Postawienie prezydenta w stan oskarżenia oznacza, że prawdopodobnie w połowie stycznia na forum Senatu odbędzie się proces Trumpa. Proces będzie prowadził przewodniczący amerykańskiego Sądu Najwyższego, ale kontrolę nad nim będzie mieć senacka większość, która należy do Republikanów - ponieważ harmonogram i szczegóły przebiegu procesu ustalone przez przewodniczącego SN można zmieniaćz wykłą większością.
Republikanie mają obecnie w Senacie 53 głosy, Demokraci - 45, dwóch senatorów ma status niezależnych.
Taki układ sił sprawia też, że odwołanie Trumpa ze stanowiska jest bardzo mało prawdopodobne - aby do tego doszło musiałoby za takim rozwiązaniem zagłosować 2/3 członków izby. Innymi słowy aż 20 Republikanów musiałoby zagłosować za odwołaniem swojego prezydenta.
Mitch McConnell, stojący na czele senackiej większości mówił już wcześniej, że prezydent na pewno nie zostanie odwołany.
Samo postawienie Trumpa w stan oskarżenia nie ma dla niego politycznych konsekwencji - Trump nadal może ubiegać się o drugą kadencję na stanowisku prezydenta.
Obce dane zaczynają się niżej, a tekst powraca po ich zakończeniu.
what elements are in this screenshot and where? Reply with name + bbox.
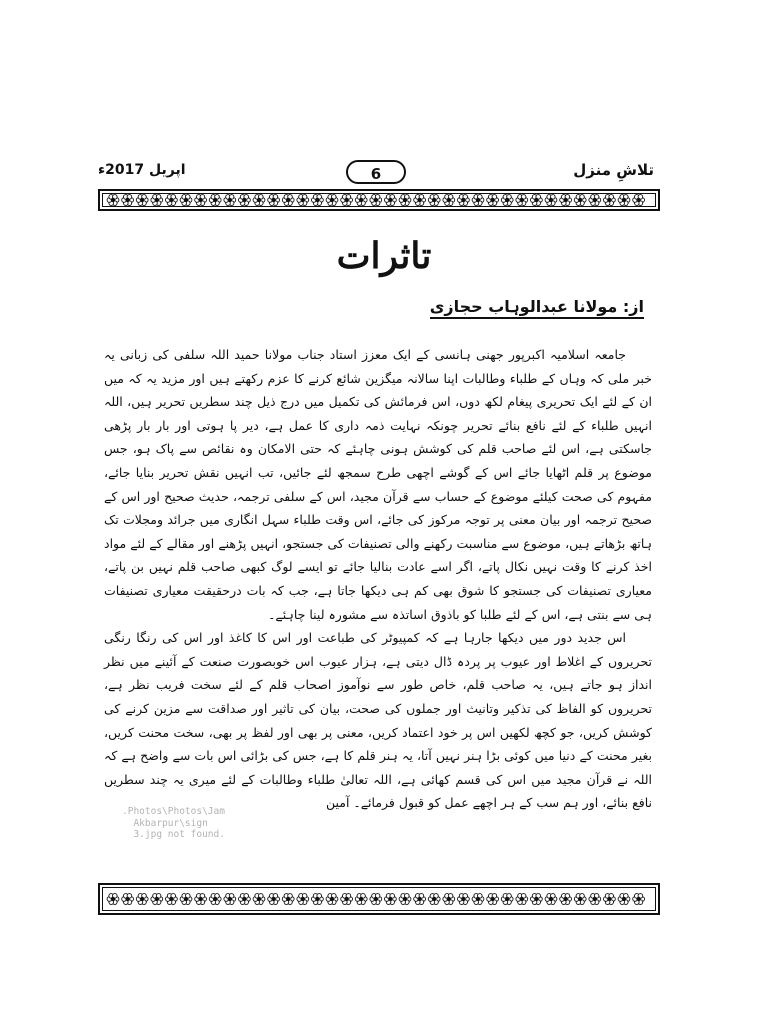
flower-ornament-icon	[443, 894, 455, 905]
flower-ornament-icon	[166, 195, 178, 206]
flower-ornament-icon	[589, 195, 601, 206]
flower-ornament-icon	[574, 894, 586, 905]
flower-ornament-icon	[443, 195, 455, 206]
flower-ornament-icon	[428, 195, 440, 206]
flower-ornament-icon	[107, 894, 119, 905]
flower-ornament-icon	[370, 894, 382, 905]
flower-ornament-icon	[604, 195, 616, 206]
flower-ornament-icon	[487, 894, 499, 905]
flower-ornament-icon	[253, 894, 265, 905]
flower-ornament-icon	[501, 195, 513, 206]
flower-ornament-icon	[399, 195, 411, 206]
flower-ornament-icon	[180, 894, 192, 905]
issue-date: اپریل 2017ء	[98, 162, 186, 178]
flower-ornament-icon	[589, 894, 601, 905]
flower-ornament-icon	[239, 195, 251, 206]
flower-ornament-icon	[414, 195, 426, 206]
flower-ornament-icon	[297, 195, 309, 206]
page-number-badge: 6	[346, 160, 406, 184]
flower-ornament-icon	[428, 894, 440, 905]
flower-ornament-icon	[180, 195, 192, 206]
flower-ornament-icon	[341, 195, 353, 206]
article-paragraph: جامعہ اسلامیہ اکبرپور جھنی ہانسی کے ایک معزز استاد جناب مولانا حمید اللہ سلفی کی زبانی یہ خبر ملی کہ وہاں کے طلباء وطالبات اپنا سالانہ میگزین شائع کرنے کا عزم رکھتے ہیں اور مزید یہ کہ میں ان کے لئے ایک تحریری پیغام لکھ دوں، اس فرمائش کی تکمیل میں درج ذیل چند سطریں تحریر ہیں، اللہ انہیں طلباء کے لئے نافع بنائے تحریر چونکہ نہایت ذمہ داری کا عمل ہے، دیر پا ہوتی اور بار بار پڑھی جاسکتی ہے، اس لئے صاحب قلم کی کوشش ہونی چاہئے کہ حتی الامکان وہ نقائص سے پاک ہو، جس موضوع پر قلم اٹھایا جائے اس کے گوشے اچھی طرح سمجھ لئے جائیں، تب انہیں نقش تحریر بنایا جائے، مفہوم کی صحت کیلئے موضوع کے حساب سے قرآن مجید، اس کے سلفی ترجمہ، حدیث صحیح اور اس کے صحیح ترجمہ اور بیان معنی پر توجہ مرکوز کی جائے، اس وقت طلباء سہل انگاری میں جرائد ومجلات تک ہاتھ بڑھاتے ہیں، موضوع سے مناسبت رکھنے والی تصنیفات کی جستجو، انہیں پڑھنے اور مقالے کے لئے مواد اخذ کرنے کا وقت نہیں نکال پاتے، اگر اسے عادت بنالیا جائے تو ایسے لوگ کبھی صاحب قلم نہیں بن پاتے، معیاری تصنیفات کی جستجو کا شوق بھی کم ہی دیکھا جاتا ہے، جب کہ بات درحقیقت معیاری تصنیفات ہی سے بنتی ہے، اس کے لئے طلبا کو باذوق اساتذہ سے مشورہ لینا چاہئے۔	[104, 347, 652, 622]
flower-ornament-icon	[282, 195, 294, 206]
flower-ornament-icon	[151, 894, 163, 905]
flower-ornament-icon	[355, 894, 367, 905]
flower-ornament-icon	[633, 894, 645, 905]
flower-ornament-icon	[531, 894, 543, 905]
bottom-flower-row	[106, 892, 652, 906]
flower-ornament-icon	[458, 195, 470, 206]
flower-ornament-icon	[501, 894, 513, 905]
flower-ornament-icon	[458, 894, 470, 905]
flower-ornament-icon	[574, 195, 586, 206]
flower-ornament-icon	[414, 894, 426, 905]
flower-ornament-icon	[312, 894, 324, 905]
flower-ornament-icon	[531, 195, 543, 206]
flower-ornament-icon	[516, 195, 528, 206]
flower-ornament-icon	[136, 894, 148, 905]
flower-ornament-icon	[224, 894, 236, 905]
flower-ornament-icon	[604, 894, 616, 905]
flower-ornament-icon	[487, 195, 499, 206]
flower-ornament-icon	[399, 894, 411, 905]
flower-ornament-icon	[472, 195, 484, 206]
flower-ornament-icon	[560, 894, 572, 905]
flower-ornament-icon	[472, 894, 484, 905]
flower-ornament-icon	[239, 894, 251, 905]
flower-ornament-icon	[545, 894, 557, 905]
flower-ornament-icon	[560, 195, 572, 206]
flower-ornament-icon	[253, 195, 265, 206]
top-flower-row	[106, 193, 652, 207]
top-ornamental-border	[98, 189, 660, 211]
article-title: تاثرات	[336, 235, 432, 277]
missing-signature-image-placeholder: .Photos\Photos\Jam Akbarpur\sign 3.jpg not found.	[122, 806, 225, 840]
flower-ornament-icon	[385, 894, 397, 905]
flower-ornament-icon	[209, 894, 221, 905]
flower-ornament-icon	[268, 195, 280, 206]
page-header	[98, 160, 660, 186]
article-paragraph: اس جدید دور میں دیکھا جارہا ہے کہ کمپیوٹر کی طباعت اور اس کا کاغذ اور اس کی رنگا رنگی تحریروں کے اغلاط اور عیوب پر پردہ ڈال دیتی ہے، ہزار عیوب اس خوبصورت صنعت کے آئینے میں نظر انداز ہو جاتے ہیں، یہ صاحب قلم، خاص طور سے نوآموز اصحاب قلم کے لئے سخت فریب نظر ہے، تحریروں کو الفاظ کی تذکیر وتانیث اور جملوں کی صحت، بیان کی تاثیر اور صداقت سے مزین کرنے کی کوشش کریں، جو کچھ لکھیں اس پر خود اعتماد کریں، معنی پر بھی اور لفظ پر بھی، سخت محنت کریں، بغیر محنت کے دنیا میں کوئی بڑا ہنر نہیں آتا، یہ ہنر قلم کا ہے، جس کی بڑائی اس بات سے واضح ہے کہ اللہ نے قرآن مجید میں اس کی قسم کھائی ہے، اللہ تعالیٰ طلباء وطالبات کے لئے میری یہ چند سطریں نافع بنائے، اور ہم سب کے ہر اچھے عمل کو قبول فرمائے۔ آمین	[104, 630, 652, 811]
flower-ornament-icon	[136, 195, 148, 206]
flower-ornament-icon	[326, 195, 338, 206]
flower-ornament-icon	[224, 195, 236, 206]
flower-ornament-icon	[618, 195, 630, 206]
flower-ornament-icon	[282, 894, 294, 905]
article-author: از: مولانا عبدالوہاب حجازی	[430, 297, 644, 319]
flower-ornament-icon	[166, 894, 178, 905]
flower-ornament-icon	[545, 195, 557, 206]
flower-ornament-icon	[107, 195, 119, 206]
flower-ornament-icon	[122, 894, 134, 905]
flower-ornament-icon	[618, 894, 630, 905]
flower-ornament-icon	[268, 894, 280, 905]
bottom-ornamental-border	[98, 883, 660, 915]
flower-ornament-icon	[355, 195, 367, 206]
article-body	[104, 343, 652, 815]
flower-ornament-icon	[326, 894, 338, 905]
flower-ornament-icon	[633, 195, 645, 206]
flower-ornament-icon	[209, 195, 221, 206]
flower-ornament-icon	[195, 894, 207, 905]
flower-ornament-icon	[516, 894, 528, 905]
flower-ornament-icon	[195, 195, 207, 206]
flower-ornament-icon	[370, 195, 382, 206]
flower-ornament-icon	[341, 894, 353, 905]
flower-ornament-icon	[385, 195, 397, 206]
flower-ornament-icon	[312, 195, 324, 206]
flower-ornament-icon	[151, 195, 163, 206]
flower-ornament-icon	[297, 894, 309, 905]
flower-ornament-icon	[122, 195, 134, 206]
magazine-name: تلاشِ منزل	[573, 161, 654, 179]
Gdyby doszło do złożenia Trumpa z urzędu prezydentem kraju zostałby - do czasu wyborów - wiceprezydent USA Mike Pence. Teoretycznie mógłby on wówczas wskazać Donalda Trumpa jako swojego wiceprezydenta, ale taki wybór musiałby zostać zaakceptowany przez większość w Izbie Reprezentantów i w Senacie.